Le quotidien L'Ouest-Éclair (édition de Caen, du16-10) mentionne : « On apprend peu après que les jurés ont voté la peine de mort par 7 voix contre 5. » Cette information a été diffusée par plusieurs quotidiens. Or, ce sont les juges qui prononçaient la peine à appliquer. Ultérieurement, de par la loi du 5 mars 1932, les jurés seront associés aux juges pour se prononcer sur la peine à appliquer.  

On voit que les circonstances atténuantes n'ont pas été accordées à Georges Gauchet. A la barre, son oncle les avaient demandées. Il fallait au minimum 7 voix pour que l'accusé les obtienne. Si elles avaient été accordées, la sentence devait être les travaux forcés à perpétuité, ou moins, les juges ayant la faculté de descendre aux travaux forcés à temps, ce qu'ils n'auraient probablement pas fait pour le cas de Georges Gauchet.
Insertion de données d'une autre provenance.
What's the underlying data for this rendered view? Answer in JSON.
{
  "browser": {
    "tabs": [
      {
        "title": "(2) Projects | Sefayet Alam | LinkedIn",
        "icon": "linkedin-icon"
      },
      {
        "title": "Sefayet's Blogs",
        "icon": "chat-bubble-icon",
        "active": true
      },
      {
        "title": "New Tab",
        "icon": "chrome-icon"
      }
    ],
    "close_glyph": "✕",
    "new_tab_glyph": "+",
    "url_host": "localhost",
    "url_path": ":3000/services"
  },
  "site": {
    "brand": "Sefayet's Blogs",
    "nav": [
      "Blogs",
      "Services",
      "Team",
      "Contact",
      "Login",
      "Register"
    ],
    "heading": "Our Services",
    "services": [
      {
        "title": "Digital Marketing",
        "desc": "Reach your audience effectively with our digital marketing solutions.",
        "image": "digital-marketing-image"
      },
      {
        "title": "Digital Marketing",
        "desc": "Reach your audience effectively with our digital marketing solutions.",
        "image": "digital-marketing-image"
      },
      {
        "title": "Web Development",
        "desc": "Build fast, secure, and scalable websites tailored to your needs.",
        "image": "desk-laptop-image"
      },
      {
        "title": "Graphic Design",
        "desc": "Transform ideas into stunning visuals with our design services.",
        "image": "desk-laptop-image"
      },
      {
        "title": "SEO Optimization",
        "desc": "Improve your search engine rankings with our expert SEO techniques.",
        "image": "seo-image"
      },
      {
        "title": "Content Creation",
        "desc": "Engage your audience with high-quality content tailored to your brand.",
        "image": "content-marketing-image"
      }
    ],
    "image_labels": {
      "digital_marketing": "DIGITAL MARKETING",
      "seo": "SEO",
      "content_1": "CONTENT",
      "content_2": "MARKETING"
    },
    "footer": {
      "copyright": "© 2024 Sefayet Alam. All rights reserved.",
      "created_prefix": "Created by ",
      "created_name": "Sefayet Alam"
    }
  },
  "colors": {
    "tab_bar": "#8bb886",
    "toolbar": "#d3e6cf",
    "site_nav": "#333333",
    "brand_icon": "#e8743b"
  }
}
A cette époque, le jury était composé de 12 membres. Il délibérait seul et se prononçait sur la culpabilité et les circonstances atténuantes. Le président pouvait se joindre à lui au cours de la délibération, mais seulement pour des explications (à la demande du jury).
 
* Georges Gauchet ayant annoncé qu'il ne se pourvoirait pas en cassation, Me Campinchi et son collaborateur, Me Delaunay, se rendirent à la prison de la Santé pour essayer de le faire renoncer à cette décision. Il leur opposèrent un refus catégorique :

Le Petit Parisien, du samedi 17-10-1931.

N'insistez pas, maître. Mais sachez, toutefois, que je conserve, pour le bel effort que vous avez fourni, la plus vive gratitude.
— Cet effort, répondit Me Campinchi, laissez-moi le poursuivre jusqu'au bout. Signez votre pourvoi, vous me le devez bien.
Voulez-vous me rendre, maître, un suprême service ?
— Certes, s'il se peut.
Eh bien faites hâter mon exécution.

Georges Gauchet refusa également de signer sa demande de grâce. Mais l'on sait que cette dernière est quand même examinée avant de transmettre le dossier au président de la République.



Le Petit Journal

Le café A la Bonne Santé (XIIIème arrdt), rue de la Santé, s'est tenu longtemps en face de la prison de la Santé.
Parfois ouvert, parfois fermé, les nuits d'exécution, les quotidiens le signalent ouvert pour celle de Georges Gauchet, avec la présence de nombreuses
personnes à l'intérieur (amis, connaissances de Gauchet ?).
Dans la nuit, un barrage de police fut mis en place à proximité du café, empêchant toute entrée et sortie de l'établissement.
Ce café a disparu. Presque toute cette partie des numéros impairs de la rue de la Santé (de la rue Léon-Maurice Nordmann au bd Arago) qui faisait face au long mur de la prison de la Santé a été détruite pour faire place à des habitations modernes.

D'après plusieurs journalistes qui étaient présents lors de cette nuit d'exécution, une telle affluence de curieux n'avait pas été observée depuis celle de Jean-Jacques Liabeuf (1er juillet 1910). Georges Gauchet a été exécuté en face de la tourelle de la prison de la Santé, à proximité d'un lampadaire (photo ci-dessous) qui permettait de monter la guillotine avec une visibilité accrue. Mohamed ben Driss, qui précéda Georges Gauchet sur la bascule, en octobre 1931, et Gorguloff qui le suivit, en septembre 1932, furent exécutés au même emplacement.





Aujourd'hui.
                               
* Inhumé provisoirement dans le carré des suppliciés du cimetière d'Ivry parisien, le corps de Georges Gauchet a ensuite été exhumé et transporté au cimetière de Thiais parisien (Val-de-Marne - 94) où il a été inhumé (Marcel Montaron).